Depois de quase 50 anos, ele inicia uma nova fase, levando consigo as lembranças de uma vida profissional construída na instituição e deixando, para quem continua, um legado de dedicação, aprendizado e companheirismo.


FAQ: mercado de trabalho e diversidade geracional

O que é diversidade geracional no mercado de trabalho?

A diversidade geracional representa a convivência de profissionais de diferentes faixas etárias dentro das organizações. Essa combinação reúne experiências, conhecimentos e perspectivas distintas, favorecendo a troca e o aprendizado entre as equipes.

Qual a importância dos profissionais 60+ no mercado de trabalho?

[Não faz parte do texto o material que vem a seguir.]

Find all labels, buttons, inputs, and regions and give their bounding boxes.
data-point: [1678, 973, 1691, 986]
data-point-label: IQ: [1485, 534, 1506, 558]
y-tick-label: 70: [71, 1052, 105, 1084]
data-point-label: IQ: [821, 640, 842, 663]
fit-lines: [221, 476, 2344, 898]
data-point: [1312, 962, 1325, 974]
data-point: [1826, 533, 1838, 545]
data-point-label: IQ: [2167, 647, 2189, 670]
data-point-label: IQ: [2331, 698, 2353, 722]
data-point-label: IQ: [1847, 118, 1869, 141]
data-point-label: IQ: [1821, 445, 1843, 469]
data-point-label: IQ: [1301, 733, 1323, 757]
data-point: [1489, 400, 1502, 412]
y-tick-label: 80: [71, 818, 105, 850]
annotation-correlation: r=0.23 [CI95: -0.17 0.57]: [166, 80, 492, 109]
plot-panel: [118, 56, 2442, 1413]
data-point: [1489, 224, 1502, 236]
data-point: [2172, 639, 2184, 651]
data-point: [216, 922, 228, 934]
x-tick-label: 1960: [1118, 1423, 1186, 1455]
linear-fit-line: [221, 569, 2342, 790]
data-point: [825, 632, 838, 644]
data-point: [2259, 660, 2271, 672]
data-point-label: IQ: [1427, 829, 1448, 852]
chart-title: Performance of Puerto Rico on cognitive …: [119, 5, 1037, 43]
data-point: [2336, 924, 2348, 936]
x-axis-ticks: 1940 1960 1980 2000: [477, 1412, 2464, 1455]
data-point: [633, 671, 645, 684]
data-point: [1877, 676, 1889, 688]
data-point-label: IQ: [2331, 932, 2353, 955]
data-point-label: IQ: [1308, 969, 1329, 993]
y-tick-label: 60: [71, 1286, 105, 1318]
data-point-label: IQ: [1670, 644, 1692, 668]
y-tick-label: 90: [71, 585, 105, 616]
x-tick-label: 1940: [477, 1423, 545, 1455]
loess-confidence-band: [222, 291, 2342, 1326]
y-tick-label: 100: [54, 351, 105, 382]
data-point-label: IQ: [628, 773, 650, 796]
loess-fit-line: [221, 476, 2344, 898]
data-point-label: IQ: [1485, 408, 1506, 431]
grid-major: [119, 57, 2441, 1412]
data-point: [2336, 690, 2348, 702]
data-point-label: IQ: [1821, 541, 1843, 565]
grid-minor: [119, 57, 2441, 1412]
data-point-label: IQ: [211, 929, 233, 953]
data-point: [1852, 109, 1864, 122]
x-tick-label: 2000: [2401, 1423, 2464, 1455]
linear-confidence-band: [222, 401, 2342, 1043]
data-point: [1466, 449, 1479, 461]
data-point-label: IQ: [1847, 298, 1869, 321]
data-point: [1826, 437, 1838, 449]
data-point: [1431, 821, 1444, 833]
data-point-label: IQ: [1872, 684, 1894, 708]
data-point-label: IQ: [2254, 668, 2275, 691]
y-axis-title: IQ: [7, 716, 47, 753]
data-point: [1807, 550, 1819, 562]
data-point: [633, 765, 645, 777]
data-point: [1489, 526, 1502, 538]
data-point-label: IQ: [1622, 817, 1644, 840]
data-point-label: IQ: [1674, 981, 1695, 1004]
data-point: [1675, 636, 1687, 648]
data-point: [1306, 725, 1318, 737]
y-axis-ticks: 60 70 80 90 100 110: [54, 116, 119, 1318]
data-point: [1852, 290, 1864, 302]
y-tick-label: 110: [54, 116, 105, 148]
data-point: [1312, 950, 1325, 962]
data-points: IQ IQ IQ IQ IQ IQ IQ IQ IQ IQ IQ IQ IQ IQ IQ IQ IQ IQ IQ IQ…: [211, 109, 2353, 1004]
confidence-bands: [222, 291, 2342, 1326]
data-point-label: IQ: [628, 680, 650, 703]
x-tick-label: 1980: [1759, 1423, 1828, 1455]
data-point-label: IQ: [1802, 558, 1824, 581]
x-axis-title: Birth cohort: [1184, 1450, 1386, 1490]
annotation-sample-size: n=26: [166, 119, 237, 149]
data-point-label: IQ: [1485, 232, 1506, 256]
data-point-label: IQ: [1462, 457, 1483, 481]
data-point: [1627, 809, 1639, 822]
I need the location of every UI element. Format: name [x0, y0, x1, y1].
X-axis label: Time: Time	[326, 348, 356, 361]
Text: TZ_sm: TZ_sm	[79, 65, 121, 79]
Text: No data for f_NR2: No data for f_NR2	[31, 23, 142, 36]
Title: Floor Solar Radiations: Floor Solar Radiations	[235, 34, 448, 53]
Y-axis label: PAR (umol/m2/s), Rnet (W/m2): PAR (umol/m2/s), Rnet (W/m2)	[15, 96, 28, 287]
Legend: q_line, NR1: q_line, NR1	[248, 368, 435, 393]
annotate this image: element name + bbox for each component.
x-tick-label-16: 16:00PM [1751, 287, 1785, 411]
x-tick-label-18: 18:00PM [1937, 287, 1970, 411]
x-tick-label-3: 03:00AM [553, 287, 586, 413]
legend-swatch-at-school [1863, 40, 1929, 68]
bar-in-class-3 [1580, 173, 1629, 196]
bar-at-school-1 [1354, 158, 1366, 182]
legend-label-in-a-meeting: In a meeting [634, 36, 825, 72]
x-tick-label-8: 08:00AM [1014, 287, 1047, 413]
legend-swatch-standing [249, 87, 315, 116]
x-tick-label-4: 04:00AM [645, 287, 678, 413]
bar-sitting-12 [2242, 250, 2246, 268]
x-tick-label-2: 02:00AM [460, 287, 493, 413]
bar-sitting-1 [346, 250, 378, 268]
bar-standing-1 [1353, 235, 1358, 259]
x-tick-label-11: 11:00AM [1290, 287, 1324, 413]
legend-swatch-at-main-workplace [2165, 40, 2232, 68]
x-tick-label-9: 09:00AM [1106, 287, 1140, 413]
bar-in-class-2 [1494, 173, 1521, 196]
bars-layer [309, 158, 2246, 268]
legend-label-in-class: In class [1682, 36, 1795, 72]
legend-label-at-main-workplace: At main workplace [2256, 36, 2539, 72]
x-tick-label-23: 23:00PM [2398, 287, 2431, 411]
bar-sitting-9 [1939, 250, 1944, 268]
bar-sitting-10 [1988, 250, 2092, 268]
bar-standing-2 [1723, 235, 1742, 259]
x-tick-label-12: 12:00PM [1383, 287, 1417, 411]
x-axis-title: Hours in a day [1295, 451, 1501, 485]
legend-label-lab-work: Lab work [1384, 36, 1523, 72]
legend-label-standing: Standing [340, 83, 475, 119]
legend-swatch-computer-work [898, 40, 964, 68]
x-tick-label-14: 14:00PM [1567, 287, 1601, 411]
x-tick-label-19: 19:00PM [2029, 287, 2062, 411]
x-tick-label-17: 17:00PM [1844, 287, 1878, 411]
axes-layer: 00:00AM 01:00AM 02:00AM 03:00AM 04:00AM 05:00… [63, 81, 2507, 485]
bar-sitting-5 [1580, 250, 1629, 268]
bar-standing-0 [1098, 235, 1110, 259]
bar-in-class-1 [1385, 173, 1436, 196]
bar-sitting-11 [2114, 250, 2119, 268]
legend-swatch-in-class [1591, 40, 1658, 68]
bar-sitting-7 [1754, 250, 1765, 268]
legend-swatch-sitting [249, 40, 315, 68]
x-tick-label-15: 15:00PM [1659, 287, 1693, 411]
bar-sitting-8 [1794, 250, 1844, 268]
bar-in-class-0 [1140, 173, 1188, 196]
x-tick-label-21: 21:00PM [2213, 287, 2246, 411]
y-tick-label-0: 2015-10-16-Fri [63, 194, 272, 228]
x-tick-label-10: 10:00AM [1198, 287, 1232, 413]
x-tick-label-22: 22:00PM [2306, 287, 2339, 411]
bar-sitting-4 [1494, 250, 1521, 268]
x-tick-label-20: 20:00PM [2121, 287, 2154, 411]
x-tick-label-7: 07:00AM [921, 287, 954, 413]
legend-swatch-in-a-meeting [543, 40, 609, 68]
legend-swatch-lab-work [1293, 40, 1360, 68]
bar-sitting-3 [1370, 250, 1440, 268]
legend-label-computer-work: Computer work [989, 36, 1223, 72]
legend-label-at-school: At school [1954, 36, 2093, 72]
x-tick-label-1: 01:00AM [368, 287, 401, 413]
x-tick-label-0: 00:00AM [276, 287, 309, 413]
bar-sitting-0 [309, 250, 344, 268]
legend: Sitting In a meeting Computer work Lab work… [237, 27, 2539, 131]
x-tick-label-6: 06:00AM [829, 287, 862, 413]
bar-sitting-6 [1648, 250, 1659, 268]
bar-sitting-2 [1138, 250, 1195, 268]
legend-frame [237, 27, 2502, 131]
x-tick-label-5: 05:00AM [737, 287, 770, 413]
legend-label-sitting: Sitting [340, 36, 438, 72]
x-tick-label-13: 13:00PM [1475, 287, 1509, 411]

Os profissionais 60+ podem contribuir com experiência técnica, conhecimento acumulado, maturidade profissional e repertório desenvolvido ao longo da carreira. Sua participação também favorece a troca de conhecimentos entre diferentes gerações.

O que são equipes multigeracionais?

São equipes formadas por profissionais de diferentes gerações. A convivência entre pessoas com experiências e perspectivas distintas pode ampliar o repertório da equipe e estimular a troca de conhecimentos.

Como combater o etarismo no mercado de trabalho?

O combate ao etarismo passa pela valorização das pessoas com base em suas competências, experiências e contribuições, sem limitar oportunidades por causa da idade. Processos de seleção mais inclusivos e ambientes que favoreçam a convivência entre gerações são importantes nesse processo.

Profissionais mais velhos conseguem acompanhar as novas tecnologias?

Sim. A adaptação às novas tecnologias está relacionada ao aprendizado contínuo e não exclusivamente à idade. A trajetória de José Magno é um exemplo de como profissionais experientes podem acompanhar mudanças nos processos, equipamentos e ferramentas ao longo da carreira.

Como a convivência entre gerações pode beneficiar as empresas?

A convivência entre gerações permite combinar experiência acumulada com novos conhecimentos e perspectivas. Essa troca pode contribuir para o desenvolvimento das pessoas, a preservação de conhecimentos e a construção de equipes mais diversas e colaborativas.